The extraordinary sale catalogue of an extraordinary library, and according to Hofer the largest library ever formed by an individual. At his death, he owned more than 300,000 volumes "of unequal value, but including veritable curiosities" (DBF). The dealers who organized the auction were faced with an almost impossible task; many volumes were simply discarded; "we are told that a hundred and fifty thousand volumes were set aside as not worth listing separately and were sold in bundles of thirty and forty books... Four volumes (of the Boulard Catalogue) contain French books, and a fifth contains books in other languages. The fact that the first volume lists some thirty thousand volumes of theology, law and science gives an idea of the collection" (Taylor).
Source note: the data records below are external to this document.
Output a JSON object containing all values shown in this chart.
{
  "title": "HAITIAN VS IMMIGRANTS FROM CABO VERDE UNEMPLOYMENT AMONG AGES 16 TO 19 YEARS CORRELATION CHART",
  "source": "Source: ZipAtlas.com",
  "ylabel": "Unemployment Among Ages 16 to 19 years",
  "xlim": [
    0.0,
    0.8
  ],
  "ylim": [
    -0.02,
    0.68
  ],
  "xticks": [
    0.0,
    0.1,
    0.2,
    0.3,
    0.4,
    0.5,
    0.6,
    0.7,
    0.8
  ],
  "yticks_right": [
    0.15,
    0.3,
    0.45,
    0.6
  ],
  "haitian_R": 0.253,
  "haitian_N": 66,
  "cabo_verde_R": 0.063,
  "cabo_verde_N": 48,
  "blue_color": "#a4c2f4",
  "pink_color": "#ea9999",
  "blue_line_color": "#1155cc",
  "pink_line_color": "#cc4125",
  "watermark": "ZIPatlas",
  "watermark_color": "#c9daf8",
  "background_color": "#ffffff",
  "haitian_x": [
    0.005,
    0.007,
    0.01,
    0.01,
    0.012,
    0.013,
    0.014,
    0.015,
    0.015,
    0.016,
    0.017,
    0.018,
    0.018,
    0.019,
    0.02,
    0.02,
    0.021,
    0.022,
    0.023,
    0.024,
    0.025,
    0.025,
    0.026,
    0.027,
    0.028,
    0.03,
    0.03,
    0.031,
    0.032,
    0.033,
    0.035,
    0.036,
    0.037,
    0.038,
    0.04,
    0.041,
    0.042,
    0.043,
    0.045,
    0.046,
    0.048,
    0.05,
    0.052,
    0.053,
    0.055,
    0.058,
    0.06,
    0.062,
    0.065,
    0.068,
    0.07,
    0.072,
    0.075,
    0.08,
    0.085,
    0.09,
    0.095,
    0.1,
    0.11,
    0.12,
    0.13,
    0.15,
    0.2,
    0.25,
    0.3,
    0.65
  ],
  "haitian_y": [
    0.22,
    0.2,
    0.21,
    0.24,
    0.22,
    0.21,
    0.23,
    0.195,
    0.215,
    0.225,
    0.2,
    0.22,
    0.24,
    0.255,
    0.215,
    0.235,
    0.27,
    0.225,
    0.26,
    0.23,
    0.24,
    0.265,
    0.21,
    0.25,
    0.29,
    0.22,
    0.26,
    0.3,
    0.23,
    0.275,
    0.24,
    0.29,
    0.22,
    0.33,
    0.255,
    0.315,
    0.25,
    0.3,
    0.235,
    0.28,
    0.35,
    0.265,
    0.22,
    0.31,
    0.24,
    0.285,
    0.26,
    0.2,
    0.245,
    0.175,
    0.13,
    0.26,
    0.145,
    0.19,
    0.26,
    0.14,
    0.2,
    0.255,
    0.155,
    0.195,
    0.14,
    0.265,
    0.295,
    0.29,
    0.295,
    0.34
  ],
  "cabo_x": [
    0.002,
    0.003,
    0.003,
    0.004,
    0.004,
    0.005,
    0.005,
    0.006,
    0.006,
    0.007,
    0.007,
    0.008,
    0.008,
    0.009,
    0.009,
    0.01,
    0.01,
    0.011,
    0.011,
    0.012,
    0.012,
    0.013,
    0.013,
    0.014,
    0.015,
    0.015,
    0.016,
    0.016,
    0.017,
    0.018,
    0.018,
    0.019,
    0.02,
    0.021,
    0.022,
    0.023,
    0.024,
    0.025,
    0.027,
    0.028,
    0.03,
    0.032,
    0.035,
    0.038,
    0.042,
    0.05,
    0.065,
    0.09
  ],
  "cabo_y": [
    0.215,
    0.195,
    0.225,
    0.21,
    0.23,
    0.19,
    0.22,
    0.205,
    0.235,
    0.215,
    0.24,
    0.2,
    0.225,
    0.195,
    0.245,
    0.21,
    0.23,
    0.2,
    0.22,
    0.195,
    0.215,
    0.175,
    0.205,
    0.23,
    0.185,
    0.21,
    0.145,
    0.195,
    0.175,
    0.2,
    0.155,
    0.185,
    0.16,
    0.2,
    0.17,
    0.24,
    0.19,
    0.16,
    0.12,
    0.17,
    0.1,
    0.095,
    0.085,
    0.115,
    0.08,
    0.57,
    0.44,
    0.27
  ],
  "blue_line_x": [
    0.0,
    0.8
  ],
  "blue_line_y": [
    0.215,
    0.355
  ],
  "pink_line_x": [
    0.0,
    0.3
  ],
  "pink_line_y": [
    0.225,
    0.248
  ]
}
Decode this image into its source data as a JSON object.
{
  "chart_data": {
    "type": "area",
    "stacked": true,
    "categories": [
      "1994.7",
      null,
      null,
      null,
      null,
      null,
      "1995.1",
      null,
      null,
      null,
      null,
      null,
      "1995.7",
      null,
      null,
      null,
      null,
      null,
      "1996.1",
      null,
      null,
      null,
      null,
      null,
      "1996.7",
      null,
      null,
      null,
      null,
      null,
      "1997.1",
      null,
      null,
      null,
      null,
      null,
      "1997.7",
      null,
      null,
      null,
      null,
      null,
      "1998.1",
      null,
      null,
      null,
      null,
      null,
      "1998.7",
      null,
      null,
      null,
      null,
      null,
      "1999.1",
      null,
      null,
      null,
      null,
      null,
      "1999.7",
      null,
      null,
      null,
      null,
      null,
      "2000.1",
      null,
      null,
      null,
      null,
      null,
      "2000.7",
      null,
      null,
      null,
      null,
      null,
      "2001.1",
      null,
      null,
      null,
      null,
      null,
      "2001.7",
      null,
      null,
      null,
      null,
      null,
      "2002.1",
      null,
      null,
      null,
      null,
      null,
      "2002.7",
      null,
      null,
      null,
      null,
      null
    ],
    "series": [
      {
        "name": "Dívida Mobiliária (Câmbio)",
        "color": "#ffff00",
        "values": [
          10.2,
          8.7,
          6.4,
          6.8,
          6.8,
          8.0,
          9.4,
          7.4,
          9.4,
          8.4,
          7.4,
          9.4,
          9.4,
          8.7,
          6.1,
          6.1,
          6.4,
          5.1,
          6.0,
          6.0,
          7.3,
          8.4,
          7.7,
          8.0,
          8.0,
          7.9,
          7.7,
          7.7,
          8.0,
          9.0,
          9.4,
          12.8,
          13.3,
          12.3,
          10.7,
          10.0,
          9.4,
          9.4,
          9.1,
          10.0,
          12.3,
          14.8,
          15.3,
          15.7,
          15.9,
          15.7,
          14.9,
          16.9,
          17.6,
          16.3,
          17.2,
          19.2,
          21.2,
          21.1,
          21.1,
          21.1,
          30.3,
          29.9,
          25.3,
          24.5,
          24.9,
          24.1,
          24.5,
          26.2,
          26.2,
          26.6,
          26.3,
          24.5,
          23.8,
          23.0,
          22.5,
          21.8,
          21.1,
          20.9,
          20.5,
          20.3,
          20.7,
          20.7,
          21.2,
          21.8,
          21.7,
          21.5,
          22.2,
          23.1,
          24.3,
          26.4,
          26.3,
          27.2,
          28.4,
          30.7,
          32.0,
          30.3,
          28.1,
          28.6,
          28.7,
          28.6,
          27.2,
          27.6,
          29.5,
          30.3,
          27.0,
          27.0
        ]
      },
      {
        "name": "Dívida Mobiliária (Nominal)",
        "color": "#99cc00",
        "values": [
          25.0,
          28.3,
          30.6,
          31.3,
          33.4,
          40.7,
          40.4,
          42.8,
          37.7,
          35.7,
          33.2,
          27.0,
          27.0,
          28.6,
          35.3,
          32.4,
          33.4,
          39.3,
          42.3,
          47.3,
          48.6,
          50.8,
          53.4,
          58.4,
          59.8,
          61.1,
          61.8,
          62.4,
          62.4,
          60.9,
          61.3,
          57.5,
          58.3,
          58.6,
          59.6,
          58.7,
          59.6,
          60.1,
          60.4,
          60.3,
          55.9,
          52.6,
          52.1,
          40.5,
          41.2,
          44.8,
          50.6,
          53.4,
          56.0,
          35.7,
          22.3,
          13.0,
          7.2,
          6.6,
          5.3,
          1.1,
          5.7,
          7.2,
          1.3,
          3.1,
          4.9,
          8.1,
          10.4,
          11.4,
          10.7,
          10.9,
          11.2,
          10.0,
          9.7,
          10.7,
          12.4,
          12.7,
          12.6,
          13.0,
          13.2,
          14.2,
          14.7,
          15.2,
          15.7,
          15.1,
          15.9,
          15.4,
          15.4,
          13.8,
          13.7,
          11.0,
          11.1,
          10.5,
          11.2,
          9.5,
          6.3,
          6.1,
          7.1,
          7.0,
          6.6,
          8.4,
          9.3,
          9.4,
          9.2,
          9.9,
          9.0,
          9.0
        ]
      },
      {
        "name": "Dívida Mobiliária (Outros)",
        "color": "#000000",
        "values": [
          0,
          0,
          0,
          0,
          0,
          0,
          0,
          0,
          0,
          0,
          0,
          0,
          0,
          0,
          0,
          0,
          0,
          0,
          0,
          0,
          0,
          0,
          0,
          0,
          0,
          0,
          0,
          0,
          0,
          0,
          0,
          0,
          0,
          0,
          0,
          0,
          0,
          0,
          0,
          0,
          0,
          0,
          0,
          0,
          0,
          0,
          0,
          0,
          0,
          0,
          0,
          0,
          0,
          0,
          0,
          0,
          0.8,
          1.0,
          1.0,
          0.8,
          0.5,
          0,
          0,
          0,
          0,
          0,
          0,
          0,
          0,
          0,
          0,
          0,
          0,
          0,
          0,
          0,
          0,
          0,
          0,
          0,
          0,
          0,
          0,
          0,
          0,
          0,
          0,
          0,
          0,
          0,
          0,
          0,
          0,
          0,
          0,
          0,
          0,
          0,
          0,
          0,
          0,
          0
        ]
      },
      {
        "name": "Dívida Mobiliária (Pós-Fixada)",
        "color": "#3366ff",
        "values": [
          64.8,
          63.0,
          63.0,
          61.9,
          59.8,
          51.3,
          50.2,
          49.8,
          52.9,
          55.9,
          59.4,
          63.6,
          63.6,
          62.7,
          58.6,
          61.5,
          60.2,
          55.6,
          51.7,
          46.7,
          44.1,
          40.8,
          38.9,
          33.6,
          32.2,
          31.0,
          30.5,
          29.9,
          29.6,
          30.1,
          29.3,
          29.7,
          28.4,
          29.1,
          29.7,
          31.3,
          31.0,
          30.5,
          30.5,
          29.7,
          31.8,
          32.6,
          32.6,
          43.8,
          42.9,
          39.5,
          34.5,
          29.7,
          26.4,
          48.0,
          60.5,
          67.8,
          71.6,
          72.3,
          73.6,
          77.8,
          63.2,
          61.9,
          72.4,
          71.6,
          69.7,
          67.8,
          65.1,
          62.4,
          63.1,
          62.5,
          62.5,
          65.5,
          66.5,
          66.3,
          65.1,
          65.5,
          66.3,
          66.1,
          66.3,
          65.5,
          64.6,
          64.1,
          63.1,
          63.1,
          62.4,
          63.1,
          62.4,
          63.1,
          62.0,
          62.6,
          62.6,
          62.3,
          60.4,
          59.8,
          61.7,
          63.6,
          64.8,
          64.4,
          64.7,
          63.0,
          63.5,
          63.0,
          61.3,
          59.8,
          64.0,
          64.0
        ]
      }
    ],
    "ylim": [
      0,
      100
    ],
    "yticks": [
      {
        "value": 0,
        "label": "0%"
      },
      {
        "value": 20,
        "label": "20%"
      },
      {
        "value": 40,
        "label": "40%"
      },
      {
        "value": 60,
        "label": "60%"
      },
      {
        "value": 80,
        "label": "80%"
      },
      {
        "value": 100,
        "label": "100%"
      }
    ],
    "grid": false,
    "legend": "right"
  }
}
Richard Heber bought all the historical books. The five sales contained 17,000 lots, but many of these consisted of up to ten or twelve titles, all individually listed. The sales were catalogued by: L.F.A. Gaudefroy, J.A. Bleuet and J.F. Boisverd. The dispersal took 248 days. "Boulard's library was intended to be sold in 5 parts; part 5 sold a few months after part 1, beginning in November 1828, part 2 was sold in 1829, and part 3 in 1830; part 3 combines the losts originally intended to form parts 3 and 4 of the sale, and although a catalogue labeled 'part 4' was issued in 1833 it is in fact a supplement to the main series" (North). Boulard, Notaire au Châtelet, had a considerable reputation as author and collector under the Ancien Régime, but, for all his wealth, was not victimized during the Revolution, becoming "maire" of the XIth Arrondissement, and deputy under Napoleon. He was the literary executor of La Harpe, and made numerous translations from the English and German, being an excellent linguist.
This is the end of Jot's excursion into this not so gentle madness. The last word is with the amazing Charles Nodier (who may, or may not, have killed a man for outbidding him at auction during one of his trips to Spain.)
The bibliophile appreciates the book; the bibliomaniac weighs or measures it. The bibliophile works with a magnifying glass, the bibliomaniac with a measuring-stick.
Some are known to compute the growth of their libraries in square metres. The harmless, deliciously enjoyable fever of the bibliophile becomes, in the bibliomaniac, an acute malady bordering on delirium. Once it has reached that fatal stage of paroxysm it loses all contact with the intelligence and resembles any other mania.